Hi, we have an Azure DevOps GIT project that we are analyzing using SonarCloud on Pull Requests.
we however see that the analysis of the PR includes changes of previous pull requests. What are we doing wrong?
under the settings in sonarcloud, under “new code”, we have set Number of days 30, but as I understood your documentation, this will only apply to mainline branch, and the PR will always look at only the PR changes?
Our yaml pipeline contains the following part of code
under the settings in sonarcloud, under “new code”, we have set Number of days 30, but as I understood your documentation, this will only apply to mainline branch, and the PR will always look at only the PR changes?
Yes, this should not reflect the changes done in the PR as they are compared with the reference branch.
Can you tell me what warnings did you get? It looks you have: “Last analysis had 2 warnings” popup at the top of the screen.

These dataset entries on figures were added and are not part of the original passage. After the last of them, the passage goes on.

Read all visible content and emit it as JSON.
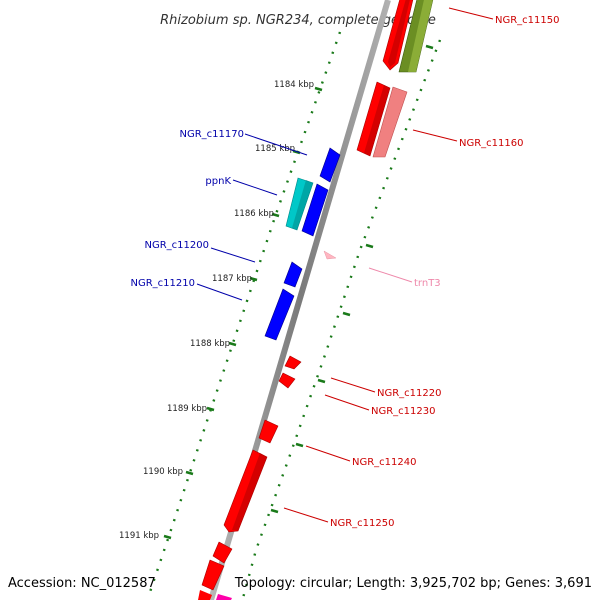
{
  "title": "Rhizobium sp. NGR234, complete genome",
  "footer": {
    "accession": "Accession: NC_012587",
    "summary": "Topology: circular; Length: 3,925,702 bp; Genes: 3,691"
  },
  "colors": {
    "backbone": "#888888",
    "cds_forward": "#ff0000",
    "cds_reverse": "#0000ff",
    "cds_light_red": "#f08080",
    "cds_olive": "#6b8e23",
    "cds_cyan": "#00c8c8",
    "trna": "#ffb6c1",
    "tick": "#1a7a1a",
    "label_red": "#cc0000",
    "label_blue": "#0000aa",
    "label_pink": "#ee88aa"
  },
  "ticks": [
    {
      "label": "1184 kbp"
    },
    {
      "label": "1185 kbp"
    },
    {
      "label": "1186 kbp"
    },
    {
      "label": "1187 kbp"
    },
    {
      "label": "1188 kbp"
    },
    {
      "label": "1189 kbp"
    },
    {
      "label": "1190 kbp"
    },
    {
      "label": "1191 kbp"
    }
  ],
  "genes": [
    {
      "label": "NGR_c11150"
    },
    {
      "label": "NGR_c11160"
    },
    {
      "label": "NGR_c11170"
    },
    {
      "label": "ppnK"
    },
    {
      "label": "NGR_c11200"
    },
    {
      "label": "NGR_c11210"
    },
    {
      "label": "trnT3"
    },
    {
      "label": "NGR_c11220"
    },
    {
      "label": "NGR_c11230"
    },
    {
      "label": "NGR_c11240"
    },
    {
      "label": "NGR_c11250"
    }
  ]
}
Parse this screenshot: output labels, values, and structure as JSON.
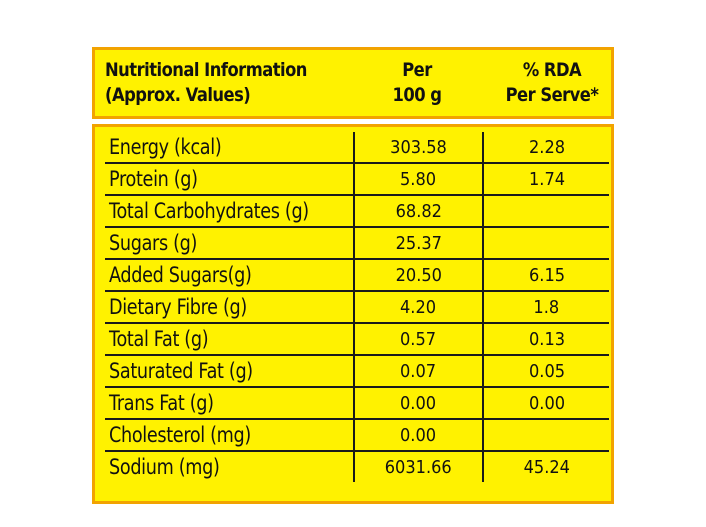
{
  "header": {
    "nutrition_line1": "Nutritional Information",
    "nutrition_line2": "(Approx. Values)",
    "per_line1": "Per",
    "per_line2": "100 g",
    "rda_line1": "% RDA",
    "rda_line2": "Per Serve*"
  },
  "rows": [
    {
      "label": "Energy (kcal)",
      "per100g": "303.58",
      "rda": "2.28"
    },
    {
      "label": "Protein (g)",
      "per100g": "5.80",
      "rda": "1.74"
    },
    {
      "label": "Total Carbohydrates (g)",
      "per100g": "68.82",
      "rda": ""
    },
    {
      "label": "Sugars (g)",
      "per100g": "25.37",
      "rda": ""
    },
    {
      "label": "Added Sugars(g)",
      "per100g": "20.50",
      "rda": "6.15"
    },
    {
      "label": "Dietary Fibre (g)",
      "per100g": "4.20",
      "rda": "1.8"
    },
    {
      "label": "Total Fat (g)",
      "per100g": "0.57",
      "rda": "0.13"
    },
    {
      "label": "Saturated Fat (g)",
      "per100g": "0.07",
      "rda": "0.05"
    },
    {
      "label": "Trans Fat (g)",
      "per100g": "0.00",
      "rda": "0.00"
    },
    {
      "label": "Cholesterol (mg)",
      "per100g": "0.00",
      "rda": ""
    },
    {
      "label": "Sodium (mg)",
      "per100g": "6031.66",
      "rda": "45.24"
    }
  ],
  "colors": {
    "panel_fill": "#fff200",
    "panel_border": "#f2a300",
    "grid_line": "#1a1a1a",
    "text": "#111111"
  }
}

Do you have the “Shallow fetch” option enabled for your Azure Pipeline? And if you do, can you disable it and make sure the full repository gets checked out:?
We actually have a custom checkout procedure because our repository has so many tags because all of the pull request, that it was taking much longer to checkout.

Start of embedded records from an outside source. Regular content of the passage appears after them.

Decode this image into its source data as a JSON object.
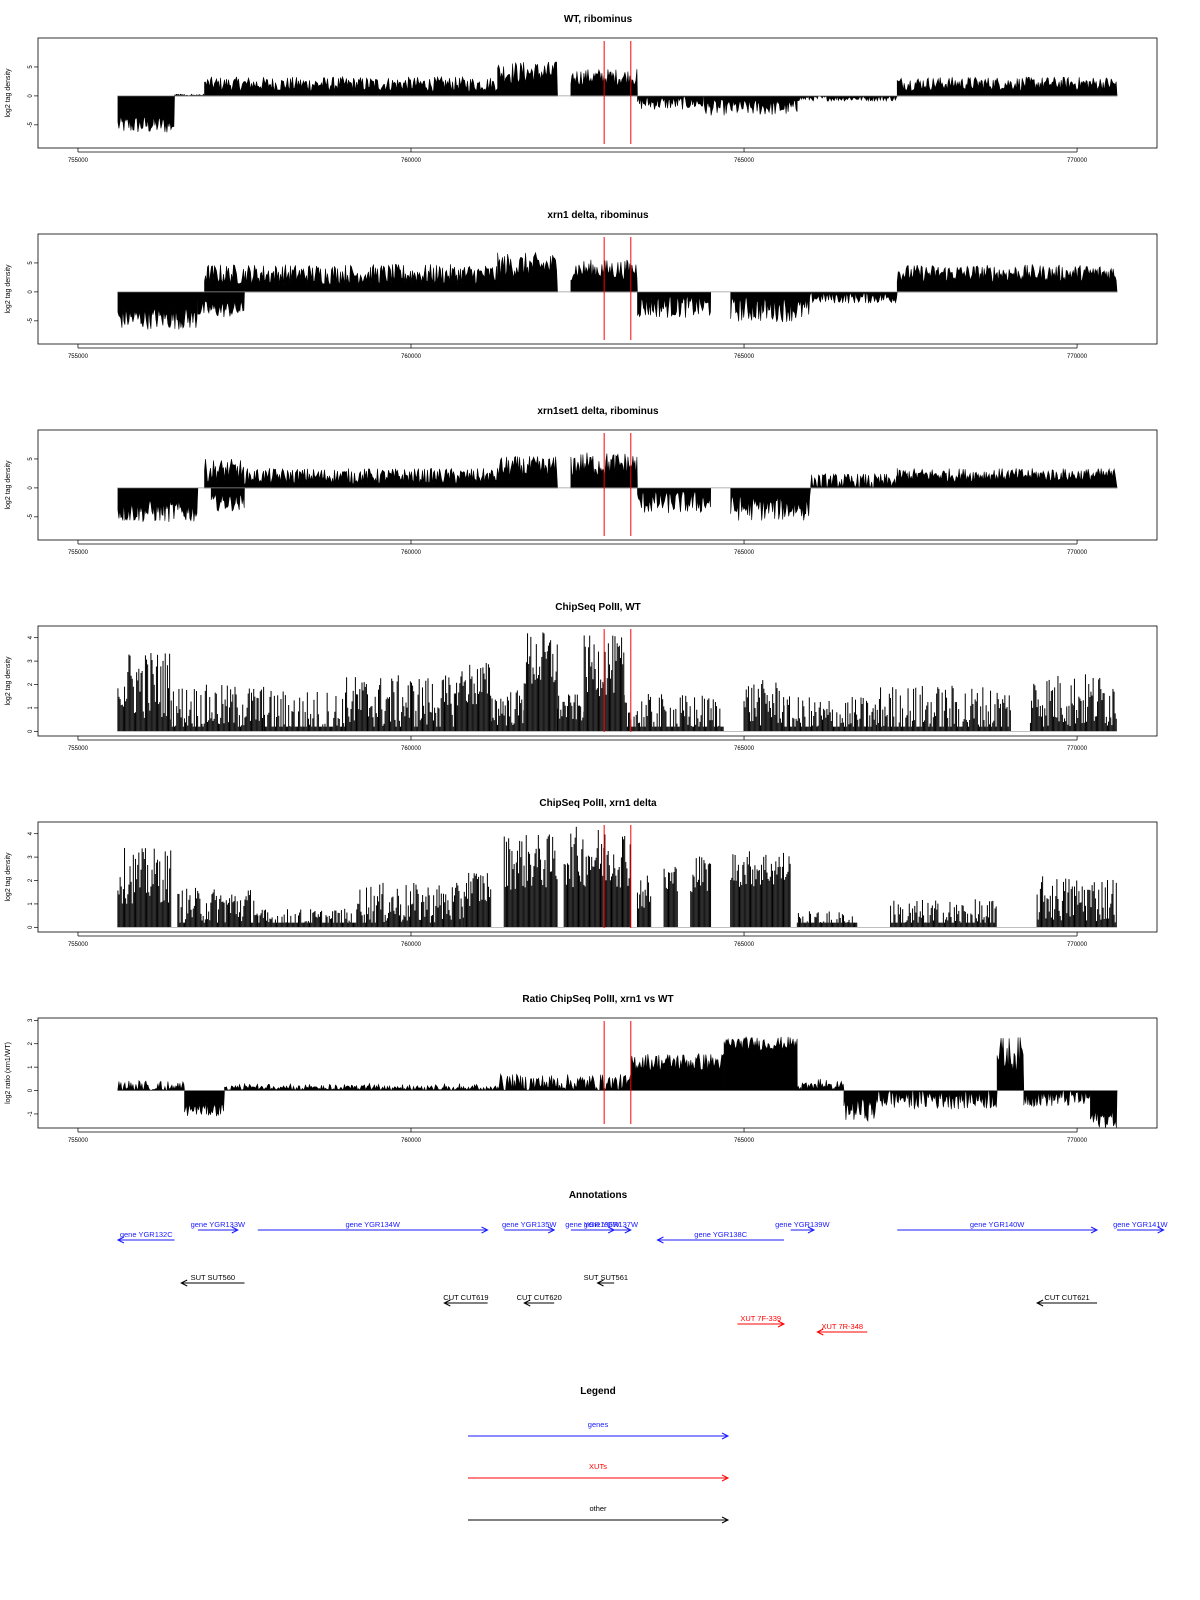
{
  "colors": {
    "gene": "#1a1aff",
    "xut": "#ff0000",
    "other": "#000000",
    "marker": "#ff0000",
    "signal": "#000000"
  },
  "x_ticks": [
    "755000",
    "760000",
    "765000",
    "770000"
  ],
  "chart_data": [
    {
      "type": "area",
      "title": "WT, ribominus",
      "ylabel": "log2 tag density",
      "xlim": [
        754400,
        771200
      ],
      "ylim": [
        -9,
        10
      ],
      "data_x_range": [
        755600,
        770600
      ],
      "y_ticks": [
        "-5",
        "0",
        "5"
      ],
      "y_tick_values": [
        -5,
        0,
        5
      ],
      "markers": [
        762900,
        763300
      ],
      "segments": [
        {
          "x0": 755600,
          "x1": 756450,
          "base": -5.0,
          "amp": 1.6,
          "sign": -1
        },
        {
          "x0": 756450,
          "x1": 756900,
          "base": -0.4,
          "amp": 0.6,
          "sign": 1
        },
        {
          "x0": 756900,
          "x1": 761300,
          "base": 2.0,
          "amp": 1.3,
          "sign": 1
        },
        {
          "x0": 761300,
          "x1": 762200,
          "base": 4.0,
          "amp": 2.0,
          "sign": 1
        },
        {
          "x0": 762400,
          "x1": 763400,
          "base": 3.2,
          "amp": 1.5,
          "sign": 1
        },
        {
          "x0": 763400,
          "x1": 764400,
          "base": -1.2,
          "amp": 1.2,
          "sign": -1
        },
        {
          "x0": 764400,
          "x1": 765800,
          "base": -2.0,
          "amp": 1.4,
          "sign": -1
        },
        {
          "x0": 765800,
          "x1": 767300,
          "base": -0.4,
          "amp": 0.5,
          "sign": -1
        },
        {
          "x0": 767300,
          "x1": 770600,
          "base": 2.1,
          "amp": 1.2,
          "sign": 1
        }
      ]
    },
    {
      "type": "area",
      "title": "xrn1 delta, ribominus",
      "ylabel": "log2 tag density",
      "xlim": [
        754400,
        771200
      ],
      "ylim": [
        -9,
        10
      ],
      "data_x_range": [
        755600,
        770600
      ],
      "y_ticks": [
        "-5",
        "0",
        "5"
      ],
      "y_tick_values": [
        -5,
        0,
        5
      ],
      "markers": [
        762900,
        763300
      ],
      "segments": [
        {
          "x0": 755600,
          "x1": 756800,
          "base": -4.5,
          "amp": 2.0,
          "sign": -1
        },
        {
          "x0": 756800,
          "x1": 757500,
          "base": -3.0,
          "amp": 1.5,
          "sign": -1
        },
        {
          "x0": 756900,
          "x1": 761300,
          "base": 3.0,
          "amp": 1.8,
          "sign": 1
        },
        {
          "x0": 761300,
          "x1": 762200,
          "base": 4.5,
          "amp": 2.3,
          "sign": 1
        },
        {
          "x0": 762400,
          "x1": 763400,
          "base": 3.8,
          "amp": 1.8,
          "sign": 1
        },
        {
          "x0": 763400,
          "x1": 764500,
          "base": -2.5,
          "amp": 2.0,
          "sign": -1
        },
        {
          "x0": 764800,
          "x1": 766000,
          "base": -3.0,
          "amp": 2.2,
          "sign": -1
        },
        {
          "x0": 766000,
          "x1": 767300,
          "base": -1.0,
          "amp": 1.0,
          "sign": -1
        },
        {
          "x0": 767300,
          "x1": 770600,
          "base": 3.2,
          "amp": 1.5,
          "sign": 1
        }
      ]
    },
    {
      "type": "area",
      "title": "xrn1set1 delta, ribominus",
      "ylabel": "log2 tag density",
      "xlim": [
        754400,
        771200
      ],
      "ylim": [
        -9,
        10
      ],
      "data_x_range": [
        755600,
        770600
      ],
      "y_ticks": [
        "-5",
        "0",
        "5"
      ],
      "y_tick_values": [
        -5,
        0,
        5
      ],
      "markers": [
        762900,
        763300
      ],
      "segments": [
        {
          "x0": 755600,
          "x1": 756800,
          "base": -4.0,
          "amp": 2.0,
          "sign": -1
        },
        {
          "x0": 756900,
          "x1": 757500,
          "base": 3.0,
          "amp": 2.0,
          "sign": 1
        },
        {
          "x0": 757000,
          "x1": 757500,
          "base": -2.5,
          "amp": 1.5,
          "sign": -1
        },
        {
          "x0": 757500,
          "x1": 761300,
          "base": 2.0,
          "amp": 1.4,
          "sign": 1
        },
        {
          "x0": 761300,
          "x1": 762200,
          "base": 3.5,
          "amp": 2.0,
          "sign": 1
        },
        {
          "x0": 762400,
          "x1": 763400,
          "base": 4.0,
          "amp": 2.2,
          "sign": 1
        },
        {
          "x0": 763400,
          "x1": 764500,
          "base": -2.5,
          "amp": 2.0,
          "sign": -1
        },
        {
          "x0": 764800,
          "x1": 766000,
          "base": -3.5,
          "amp": 2.2,
          "sign": -1
        },
        {
          "x0": 766000,
          "x1": 767300,
          "base": 1.0,
          "amp": 1.5,
          "sign": 1
        },
        {
          "x0": 767300,
          "x1": 770600,
          "base": 2.2,
          "amp": 1.2,
          "sign": 1
        }
      ]
    },
    {
      "type": "bar",
      "title": "ChipSeq PolII, WT",
      "ylabel": "log2 tag density",
      "xlim": [
        754400,
        771200
      ],
      "ylim": [
        -0.2,
        4.5
      ],
      "data_x_range": [
        755600,
        770600
      ],
      "y_ticks": [
        "0",
        "1",
        "2",
        "3",
        "4"
      ],
      "y_tick_values": [
        0,
        1,
        2,
        3,
        4
      ],
      "markers": [
        762900,
        763300
      ],
      "segments": [
        {
          "x0": 755600,
          "x1": 756400,
          "base": 2.0,
          "amp": 1.5
        },
        {
          "x0": 756400,
          "x1": 757800,
          "base": 1.0,
          "amp": 1.0
        },
        {
          "x0": 757800,
          "x1": 759000,
          "base": 0.6,
          "amp": 1.2
        },
        {
          "x0": 759000,
          "x1": 760700,
          "base": 1.2,
          "amp": 1.2
        },
        {
          "x0": 760700,
          "x1": 761200,
          "base": 2.0,
          "amp": 1.0
        },
        {
          "x0": 761200,
          "x1": 761700,
          "base": 1.0,
          "amp": 0.8
        },
        {
          "x0": 761700,
          "x1": 762200,
          "base": 3.0,
          "amp": 1.3
        },
        {
          "x0": 762200,
          "x1": 762600,
          "base": 1.0,
          "amp": 0.6
        },
        {
          "x0": 762600,
          "x1": 763200,
          "base": 2.8,
          "amp": 1.3
        },
        {
          "x0": 763200,
          "x1": 764700,
          "base": 0.6,
          "amp": 1.0
        },
        {
          "x0": 765000,
          "x1": 765600,
          "base": 1.2,
          "amp": 1.0
        },
        {
          "x0": 765600,
          "x1": 767000,
          "base": 0.5,
          "amp": 1.0
        },
        {
          "x0": 767000,
          "x1": 769000,
          "base": 0.8,
          "amp": 1.2
        },
        {
          "x0": 769300,
          "x1": 770600,
          "base": 1.3,
          "amp": 1.2
        }
      ]
    },
    {
      "type": "bar",
      "title": "ChipSeq PolII, xrn1 delta",
      "ylabel": "log2 tag density",
      "xlim": [
        754400,
        771200
      ],
      "ylim": [
        -0.2,
        4.5
      ],
      "data_x_range": [
        755600,
        770600
      ],
      "y_ticks": [
        "0",
        "1",
        "2",
        "3",
        "4"
      ],
      "y_tick_values": [
        0,
        1,
        2,
        3,
        4
      ],
      "markers": [
        762900,
        763300
      ],
      "segments": [
        {
          "x0": 755600,
          "x1": 756400,
          "base": 2.2,
          "amp": 1.2
        },
        {
          "x0": 756500,
          "x1": 757700,
          "base": 0.9,
          "amp": 0.8
        },
        {
          "x0": 757700,
          "x1": 759200,
          "base": 0.3,
          "amp": 0.5
        },
        {
          "x0": 759200,
          "x1": 760800,
          "base": 1.0,
          "amp": 0.9
        },
        {
          "x0": 760800,
          "x1": 761200,
          "base": 1.7,
          "amp": 0.8
        },
        {
          "x0": 761400,
          "x1": 762200,
          "base": 2.8,
          "amp": 1.2
        },
        {
          "x0": 762300,
          "x1": 763300,
          "base": 3.0,
          "amp": 1.3
        },
        {
          "x0": 763400,
          "x1": 763600,
          "base": 1.5,
          "amp": 0.8
        },
        {
          "x0": 763800,
          "x1": 764000,
          "base": 2.0,
          "amp": 0.8
        },
        {
          "x0": 764200,
          "x1": 764500,
          "base": 2.3,
          "amp": 0.8
        },
        {
          "x0": 764800,
          "x1": 765700,
          "base": 2.5,
          "amp": 0.8
        },
        {
          "x0": 765800,
          "x1": 766700,
          "base": 0.2,
          "amp": 0.5
        },
        {
          "x0": 767200,
          "x1": 768800,
          "base": 0.4,
          "amp": 0.8
        },
        {
          "x0": 769400,
          "x1": 770600,
          "base": 1.2,
          "amp": 1.0
        }
      ]
    },
    {
      "type": "area",
      "title": "Ratio ChipSeq PolII, xrn1 vs WT",
      "ylabel": "log2 ratio (xrn1/WT)",
      "xlim": [
        754400,
        771200
      ],
      "ylim": [
        -1.6,
        3.1
      ],
      "data_x_range": [
        755600,
        770600
      ],
      "y_ticks": [
        "-1",
        "0",
        "1",
        "2",
        "3"
      ],
      "y_tick_values": [
        -1,
        0,
        1,
        2,
        3
      ],
      "markers": [
        762900,
        763300
      ],
      "segments": [
        {
          "x0": 755600,
          "x1": 756600,
          "base": 0.05,
          "amp": 0.4,
          "sign": 1
        },
        {
          "x0": 756600,
          "x1": 757200,
          "base": -0.8,
          "amp": 0.3,
          "sign": -1
        },
        {
          "x0": 757200,
          "x1": 761300,
          "base": -0.2,
          "amp": 0.5,
          "sign": 1
        },
        {
          "x0": 761300,
          "x1": 763300,
          "base": 0.3,
          "amp": 0.4,
          "sign": 1
        },
        {
          "x0": 763300,
          "x1": 764700,
          "base": 1.2,
          "amp": 0.4,
          "sign": 1
        },
        {
          "x0": 764700,
          "x1": 765800,
          "base": 2.0,
          "amp": 0.3,
          "sign": 1
        },
        {
          "x0": 765800,
          "x1": 766500,
          "base": -0.3,
          "amp": 0.8,
          "sign": 1
        },
        {
          "x0": 766500,
          "x1": 767000,
          "base": -0.8,
          "amp": 0.5,
          "sign": -1
        },
        {
          "x0": 767000,
          "x1": 768800,
          "base": -0.3,
          "amp": 0.5,
          "sign": -1
        },
        {
          "x0": 768800,
          "x1": 769200,
          "base": 1.5,
          "amp": 0.8,
          "sign": 1
        },
        {
          "x0": 769200,
          "x1": 770200,
          "base": -0.3,
          "amp": 0.4,
          "sign": -1
        },
        {
          "x0": 770200,
          "x1": 770600,
          "base": -1.2,
          "amp": 0.4,
          "sign": -1
        }
      ]
    }
  ],
  "annotations": {
    "title": "Annotations",
    "xlim": [
      754400,
      771200
    ],
    "items": [
      {
        "label": "gene YGR132C",
        "type": "gene",
        "dir": "left",
        "x0": 755600,
        "x1": 756450,
        "row": 1
      },
      {
        "label": "gene YGR133W",
        "type": "gene",
        "dir": "right",
        "x0": 756800,
        "x1": 757400,
        "row": 0
      },
      {
        "label": "gene YGR134W",
        "type": "gene",
        "dir": "right",
        "x0": 757700,
        "x1": 761150,
        "row": 0
      },
      {
        "label": "gene YGR135W",
        "type": "gene",
        "dir": "right",
        "x0": 761400,
        "x1": 762150,
        "row": 0
      },
      {
        "label": "gene YGR136W",
        "type": "gene",
        "dir": "right",
        "x0": 762400,
        "x1": 763050,
        "row": 0
      },
      {
        "label": "gene YGR137W",
        "type": "gene",
        "dir": "right",
        "x0": 762700,
        "x1": 763300,
        "row": 0
      },
      {
        "label": "gene YGR138C",
        "type": "gene",
        "dir": "left",
        "x0": 763700,
        "x1": 765600,
        "row": 1
      },
      {
        "label": "gene YGR139W",
        "type": "gene",
        "dir": "right",
        "x0": 765700,
        "x1": 766050,
        "row": 0
      },
      {
        "label": "gene YGR140W",
        "type": "gene",
        "dir": "right",
        "x0": 767300,
        "x1": 770300,
        "row": 0
      },
      {
        "label": "gene YGR141W",
        "type": "gene",
        "dir": "right",
        "x0": 770600,
        "x1": 771300,
        "row": 0
      },
      {
        "label": "SUT SUT560",
        "type": "other",
        "dir": "left",
        "x0": 756550,
        "x1": 757500,
        "row": 2
      },
      {
        "label": "SUT SUT561",
        "type": "other",
        "dir": "left",
        "x0": 762800,
        "x1": 763050,
        "row": 2
      },
      {
        "label": "CUT CUT619",
        "type": "other",
        "dir": "left",
        "x0": 760500,
        "x1": 761150,
        "row": 3
      },
      {
        "label": "CUT CUT620",
        "type": "other",
        "dir": "left",
        "x0": 761700,
        "x1": 762150,
        "row": 3
      },
      {
        "label": "CUT CUT621",
        "type": "other",
        "dir": "left",
        "x0": 769400,
        "x1": 770300,
        "row": 3
      },
      {
        "label": "XUT 7F-339",
        "type": "xut",
        "dir": "right",
        "x0": 764900,
        "x1": 765600,
        "row": 4
      },
      {
        "label": "XUT 7R-348",
        "type": "xut",
        "dir": "left",
        "x0": 766100,
        "x1": 766850,
        "row": 5
      }
    ]
  },
  "legend": {
    "title": "Legend",
    "items": [
      {
        "label": "genes",
        "type": "gene"
      },
      {
        "label": "XUTs",
        "type": "xut"
      },
      {
        "label": "other",
        "type": "other"
      }
    ]
  }
}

I think I can add one extre detail: we don’t run a new analysis on the mainline branch after a PR succeeds, to save some build time. It does look that it checks the PR analysis versus the last analysis of the mainline in which we are merging, is that possible?
It looks like you are fetching the pull-request branch with --depth set to 1 and you only checkout the pull request branch. I reproduced your case and was able to make it work, by checking out the target branch and increasing depth. You have to tweak the depth parameter so the scanner can know merge-base between branches.
Do you have this error:
Could not find ref: master in refs/heads, refs/remotes/upstream or refs/remotes/origin
or
WARN: No merge base found between HEAD and refs/remotes/origin/master
I didn’t find “could not find ref:”
but I did find “WARN: No merge base found between HEAD and refs/remotes/origin/develop”
after adding a depth of 100 I didn’t see that warning anymore, so I’ll be monitoring the analysis for the upcoming week and I’ll let you know if that fixed it.